Haviland Middle School in my hometown of Hyde Park, NY.
They were hosting a leadership program for ninth graders and asked me to share a few words. And as luck…fate…something would have it, the event took place in Haviland’s cafeteria. The same one where I sat as a thirteen year-old learning the hard way about mean girls, unrequited love, and nervous teen angst.
Back then I brought a brown-bagged lunch every day, too afraid to stand up and cross the room while anyone was looking. Afraid to be seen, of what someone might say. Wanting to be praised as an A-student by my teachers, while simultaneously wanting to blend in with everyone else.

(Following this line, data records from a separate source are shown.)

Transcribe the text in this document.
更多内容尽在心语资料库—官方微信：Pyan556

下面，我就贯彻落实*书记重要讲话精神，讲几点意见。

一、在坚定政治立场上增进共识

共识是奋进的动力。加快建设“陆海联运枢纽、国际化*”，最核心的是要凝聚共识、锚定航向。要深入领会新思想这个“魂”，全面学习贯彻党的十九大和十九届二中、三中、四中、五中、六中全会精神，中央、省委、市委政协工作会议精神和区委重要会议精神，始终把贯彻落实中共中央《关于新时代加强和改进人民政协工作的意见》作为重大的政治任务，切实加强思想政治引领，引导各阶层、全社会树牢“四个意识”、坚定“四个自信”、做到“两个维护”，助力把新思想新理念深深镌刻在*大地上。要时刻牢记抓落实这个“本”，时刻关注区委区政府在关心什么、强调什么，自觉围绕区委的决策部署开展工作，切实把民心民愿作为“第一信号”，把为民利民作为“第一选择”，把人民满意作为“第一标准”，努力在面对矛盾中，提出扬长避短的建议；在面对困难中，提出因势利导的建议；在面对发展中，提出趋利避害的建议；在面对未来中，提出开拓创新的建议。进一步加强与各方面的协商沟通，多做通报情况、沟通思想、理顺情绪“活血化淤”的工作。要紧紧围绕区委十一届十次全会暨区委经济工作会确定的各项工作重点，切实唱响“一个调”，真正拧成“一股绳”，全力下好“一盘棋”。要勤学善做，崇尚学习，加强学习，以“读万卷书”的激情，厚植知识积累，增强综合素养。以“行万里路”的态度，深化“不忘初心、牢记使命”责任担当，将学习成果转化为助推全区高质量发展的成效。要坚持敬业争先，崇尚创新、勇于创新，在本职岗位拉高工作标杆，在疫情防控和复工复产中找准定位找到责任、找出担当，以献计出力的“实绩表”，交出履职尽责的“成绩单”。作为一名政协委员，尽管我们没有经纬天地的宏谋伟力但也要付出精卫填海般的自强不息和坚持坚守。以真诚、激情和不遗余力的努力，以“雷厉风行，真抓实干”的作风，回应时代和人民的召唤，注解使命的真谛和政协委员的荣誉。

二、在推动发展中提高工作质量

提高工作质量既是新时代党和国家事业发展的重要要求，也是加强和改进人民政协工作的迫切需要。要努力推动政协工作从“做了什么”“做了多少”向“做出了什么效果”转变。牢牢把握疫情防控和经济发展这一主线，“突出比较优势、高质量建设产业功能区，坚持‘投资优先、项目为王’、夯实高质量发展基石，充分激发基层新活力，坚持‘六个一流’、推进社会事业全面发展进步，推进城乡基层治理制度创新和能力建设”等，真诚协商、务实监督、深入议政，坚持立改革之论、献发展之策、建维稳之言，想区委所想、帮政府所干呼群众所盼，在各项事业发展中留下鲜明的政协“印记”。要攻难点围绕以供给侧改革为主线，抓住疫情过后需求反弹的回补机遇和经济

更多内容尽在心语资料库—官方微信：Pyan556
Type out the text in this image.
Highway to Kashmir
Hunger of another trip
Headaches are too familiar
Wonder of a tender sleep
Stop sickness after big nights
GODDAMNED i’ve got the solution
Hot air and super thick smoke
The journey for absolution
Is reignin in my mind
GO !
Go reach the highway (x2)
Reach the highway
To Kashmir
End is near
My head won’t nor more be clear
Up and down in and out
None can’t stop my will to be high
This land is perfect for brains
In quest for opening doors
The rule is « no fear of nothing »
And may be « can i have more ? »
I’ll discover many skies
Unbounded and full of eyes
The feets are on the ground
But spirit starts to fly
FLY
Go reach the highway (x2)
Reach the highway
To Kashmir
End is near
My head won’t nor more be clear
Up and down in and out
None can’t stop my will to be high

What are the chances I would ever return there?
As I stood in front of them, all eyes on me, one of the first things I said was a warning to never say never, because being in that cafeteria again felt like proof of what happens when you do. Strange, funny and poignant things.
I also told them about being scared & doing it anyway. About hugging like they mean it. About how much power we’re all sitting on even in situations, like middle school, that feel out of our control. We get to choose what we think and feel about what’s happening, how we talk about it, and ultimately what we do about it.
I learned those lessons after my surgeries, and was reminded after witnessing the accident in Colorado and again while in the middle of that cafeteria….wait for it…exactly 30 years later.
I realized that anniversary on my drive to the speech, walking my way through the math. Fifteen years since my surgeries and 15 more since I was sitting with my half-eaten lunch waiting for the period to end so I could stand up without being seen.
I wondered if one of the teens I met needed to hear what I had to say, or if this was about closure for my younger self. It felt important to be there, though I’m still not sure why.
What I do know is serendipity and right timing are everywhere. Even for those who consider life pretty arbitrary, there are still moments that seem too coincidental.
What do YOU do about them?
How do YOU explain them?
I’m curious about the stories you tell yourself about these moments. How you mark mysterious milestones and fascinating happenstances. We get to choose how we think and feel about them, just as I told the students during our time together this week.
I choose celebration on anniversaries, including the ones that don’t yet make sense. Cue the cupcakes, champagne and hugs.
But first, a few dumbfounded head shakes to consider how all of this could have come to be.